# Game of the Month: March 2010



## Ares (Nov 23, 2009)

*Game of the Month: March 2010
*
*This month came in like a lion. An awesome lion with sweet games in its mouth.
*by IGN Staff
*March 31, 2010* - 








Spring isn't always the hottest time for game releases, but March was a great month across every platform. From massive shooters like Battlefield to tiny gems like Cave Story, we found something to love everywhere we looked this month. 
But each month, IGN picks only one gamer per platform to be Game of the Month. So keep reading to find out which titles wowed us most in March. Put away your Members Only jacket, because there's no need to go out into the rain. Just grab a couple of these games, draw the blinds and wait for summer. 

PlayStation 3
God of War III
What is there to say about God of War III? It's stunning. Never has the tortured soul that is Kratos looked so good. Never have massive boss fights moved so fluidly. Never have the deaths of the gods themselves been so brutal. Fans had to wait forever to get God of War on the PS3, but when you're swept up in battling Cronos and you realize that his fingernail is bigger than your garage door, you'll know that this game has been worth the wait. 














 Xbox 360 and PC
Battlefield: Bad Company 2
Bad Company 2 is the game everyone tired with Modern Warfare 2 has been waiting for. The online multiplayer offers a thinking-man's game with a focus on teamwork and strategy that few other titles can compete with. Plus it looks great and has awesome explosions. It's a game that offers the kind of excitement and polish usually reserved for holiday blockbusters, but you can get in on the fun right now. 










Nintendo Wii
Red Steel 2
After three years of mindless waggle, with Red Steel 2 we've finally got a game that handles sword-weilding control as accurately as the design promises. Ubisoft's sequel reboots the launch title with a fresh East-meets-West scenario and uses the Wii MotionPlus peripheral to really get you into the gun totin', sword fighting action. 














 Nintendo DS
WarioWare DIY
DIY is this generation's Mario Paint. There are a lot of creative tools, from a drawing and animation program to a music composition set, and everything you create can be scripted into a game of your own design. There have been plenty of game makers in the past, but Wario Ware DIY does it in such a way that you don't lose interest and actually finish what you set out to do.
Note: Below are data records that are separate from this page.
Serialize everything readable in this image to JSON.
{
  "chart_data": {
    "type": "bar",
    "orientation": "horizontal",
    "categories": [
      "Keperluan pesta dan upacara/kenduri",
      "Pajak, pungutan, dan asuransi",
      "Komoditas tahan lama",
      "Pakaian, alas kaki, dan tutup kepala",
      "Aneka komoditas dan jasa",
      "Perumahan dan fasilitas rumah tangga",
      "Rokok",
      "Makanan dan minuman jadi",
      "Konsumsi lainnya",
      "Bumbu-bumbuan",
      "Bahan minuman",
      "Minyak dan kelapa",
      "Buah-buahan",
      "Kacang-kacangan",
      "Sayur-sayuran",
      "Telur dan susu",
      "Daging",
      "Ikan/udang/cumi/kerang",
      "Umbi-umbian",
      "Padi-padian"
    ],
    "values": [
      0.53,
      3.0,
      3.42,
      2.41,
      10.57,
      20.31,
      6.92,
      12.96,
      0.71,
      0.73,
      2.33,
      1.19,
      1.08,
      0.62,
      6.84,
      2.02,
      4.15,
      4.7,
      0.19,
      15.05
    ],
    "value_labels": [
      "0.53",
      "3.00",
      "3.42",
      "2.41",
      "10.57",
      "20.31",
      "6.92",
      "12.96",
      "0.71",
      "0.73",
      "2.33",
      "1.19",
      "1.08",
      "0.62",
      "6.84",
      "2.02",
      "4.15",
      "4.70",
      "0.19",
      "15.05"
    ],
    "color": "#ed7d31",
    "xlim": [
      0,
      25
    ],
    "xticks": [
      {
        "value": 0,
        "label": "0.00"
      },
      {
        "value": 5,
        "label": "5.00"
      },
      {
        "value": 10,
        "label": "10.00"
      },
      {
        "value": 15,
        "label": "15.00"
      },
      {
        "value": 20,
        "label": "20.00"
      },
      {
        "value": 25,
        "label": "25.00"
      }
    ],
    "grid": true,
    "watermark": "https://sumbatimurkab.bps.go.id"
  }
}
It helps that the games you create are only five to ten seconds long. 










PlayStation Portable
Lunar: Silver Star Harmony
Though Lunar doesn't have the same visibility as the Mario or Zelda franchises, it truly is one of the classics. The story is so endearing, with such likeable characters that it is easily one of the most likeable role playing fables ever told. The battle system is an extremely standard turn-based affair, but it's the gorgeous art, animation, and enthralling story that make this a must-play experience. 














 PlayStation Network
Mega Man 10
In gaming's heyday, few series were as renowned as Mega Man. The franchise's six 8-bit offerings on the NES are collectively considered some of the console's best titles, and with Mega Man 10, you're brought back to a day when gameplay, and gameplay alone, trumped all else. The game's steep difficulty and archaic look and feel will no doubt turn off some gamers, but that's okay – those kinds of gamers wouldn't be able to beat any of the Mega Man 10's thirteen stages anyway. 










Xbox Live Arcade
Perfect Dark
Think of Perfect Dark on Xbox Live Arcade as a re-mastered album from your favorite band, or even a vintage film restored for re-release by the Criterion Collection. Microsoft and 4JStudios have dusted off our heroine Joanna Dark and given her a full makeover so her first adventure looks and plays better than ever. Perfect Dark was resurrected for the fans, and they're going to be pleased with this improved version. 










WiiWare
Cave Story
Cave Story is one of the best "new retro" games we've seen. It tells an elaborate tale full of endearing characters, fun boss fights, and satisfying weapons. The polish and tight controls are on par with what you would have found in a first-party Nintendo NES game. There are numerous moments in Cave Story that will delight you, from returning lost puppies to their owner to a recurring boss named Balrog that likes to make Kool-Aid Man-style entrances. 














 iPhone
Street Fighter IV
Street Fighter IV for the iPhone should have been awful. No stick? No buttons? But Capcom pulled off a miracle. Not only is it playable, but it's a lot of fun. 










Source: IGN


----------



## Matteo (Jul 12, 2006)

People get tired of Modern Warfare 2? 
Jk, but I guess I know what my next game will be. I have heard very good reviews about Battlefield: Bad Co. 2. I will have it on my short list.
matteo


----------